Viking to Publish Biography of George Floyd by Prize-Winning Washington Post Reporters
Viking announced HIS NAME IS GEORGE FLOYD: One Man’s Life and The Struggle for Racial Justice, a biography by two prizewinning Washington Post reporters, Robert Samuels and Toluse Olorunnipa, will be published on May 17, 2022. Executive Editor Ibrahim Ahmad at Viking acquired North American rights from Karen Brailsford and Todd Shuster at Aevitas Creative Management.
Placing his narrative within the larger context of America’s deeply troubled history of institutional racism, this new book will reveal how systemic racism shaped George Floyd’s life and legacy—from his family’s roots in the tobacco fields of North Carolina, to ongoing inequality in housing, education, health care, criminal justice, and policing—telling the singular story of how one man’s tragic experience brought about a global movement of change.
The events of that day are now tragically familiar: on May 25, 2020, George Floyd became the latest Black person to die at the hands of the police, murdered outside of a Minneapolis convenience store by white officer Derek Chauvin. The video recording of his death set off a series of protests in the United States and around the world, awakening millions to the dire need for reimagining this country’s broken systems of policing. But behind a face that would be graffitied onto countless murals, and a name that has become synonymous with civil rights, there is the reality of one man’s stolen life: a life beset by suffocating systemic pressures that ultimately proved inescapable.
This biography of George Floyd shows the athletic young boy raised in the projects of Houston’s Third Ward who would become a father, a partner, a friend, and a man constantly in search of a better life. In retracing Floyd’s story, Samuels and Olorunnipa bring to light the determination Floyd carried as he faced the relentless struggle to survive as a Black man in America.
Developed out of The Washington Post’s award-winning six-part series “George Floyd’s America,” HIS NAME IS GEORGE FLOYD examines the Floyd family’s roots in slavery and sharecropping, the segregation of his Houston schools, the overpolicing of his communities, the devastating snares of the prison system, and his attempts to break free from drug dependence—putting today’s inequality into uniquely human terms. Drawing upon hundreds of interviews and extensive original reporting, Samuels and Olorunnipa offer a poignant exploration of George Floyd’s life and lasting impact, revealing how a man who simply wanted to breathe ended up touching the world.

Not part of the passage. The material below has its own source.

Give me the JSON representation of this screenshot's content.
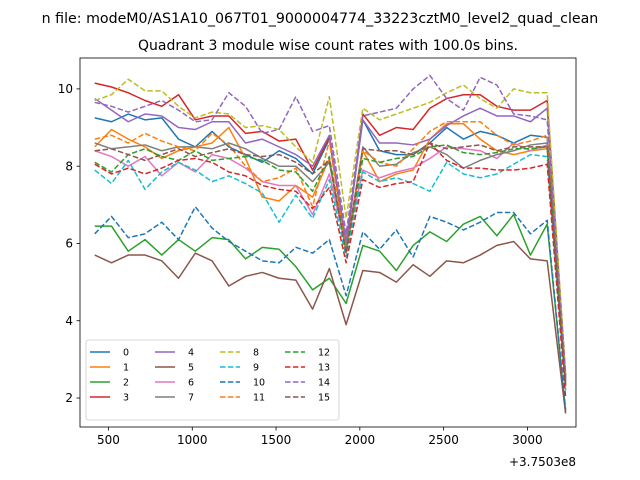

Samuels says, “When we first set out on this reporting journey, we told George Floyd’s friends and family that our mission was to understand his soul. And in trying to understand George Floyd’s life, we learned about a man who was complicated, loving, ambitious—someone who never gave up on a dream to make a difference in this world, despite the barriers that stood in his way. We are thrilled to introduce readers to the person we got to know and to illustrate what his life and legacy can teach us about race, racism, and the pursuit of the American dream.”
Olorunnipa says, “George Floyd’s gruesome, videotaped death changed the world, as millions were moved by the raw humanity of a dying man pleading for air. As we’ve examined his life over the past year, we’ve learned how his struggle to exhale as a Black man in America began decades before a police officer’s knee landed on his neck. We are excited to work with Viking to tell that story, revealing both a life that mattered and the systems that so tragically denied its worth.”
Brian Tart, President and Publisher of Viking, says, “We are honored to partner with The Washington Post and their reporters, Robert Samuels and Toluse Olorunnipa, to tell one of the most important stories of our generation—the sometimes hidden but always devastating effect of systemic racism on the individual.”
Robert Samuels is a national political enterprise reporter for The Washington Post who focuses on the intersection of politics, policy, and people. He previously told stories about life in the District for the Post’s social issues team. Samuels joined the Post in 2011 after spending nearly five years working at the Miami Herald.
Toluse Olorunnipa is a political enterprise and investigations reporter for The Washington Post. He joined the Post in 2019 and previously covered the White House. Before that, he spent five years at Bloomberg News, where he reported on politics and policy from Washington and Florida. Olorunnipa is also an on-air contributor to CNN.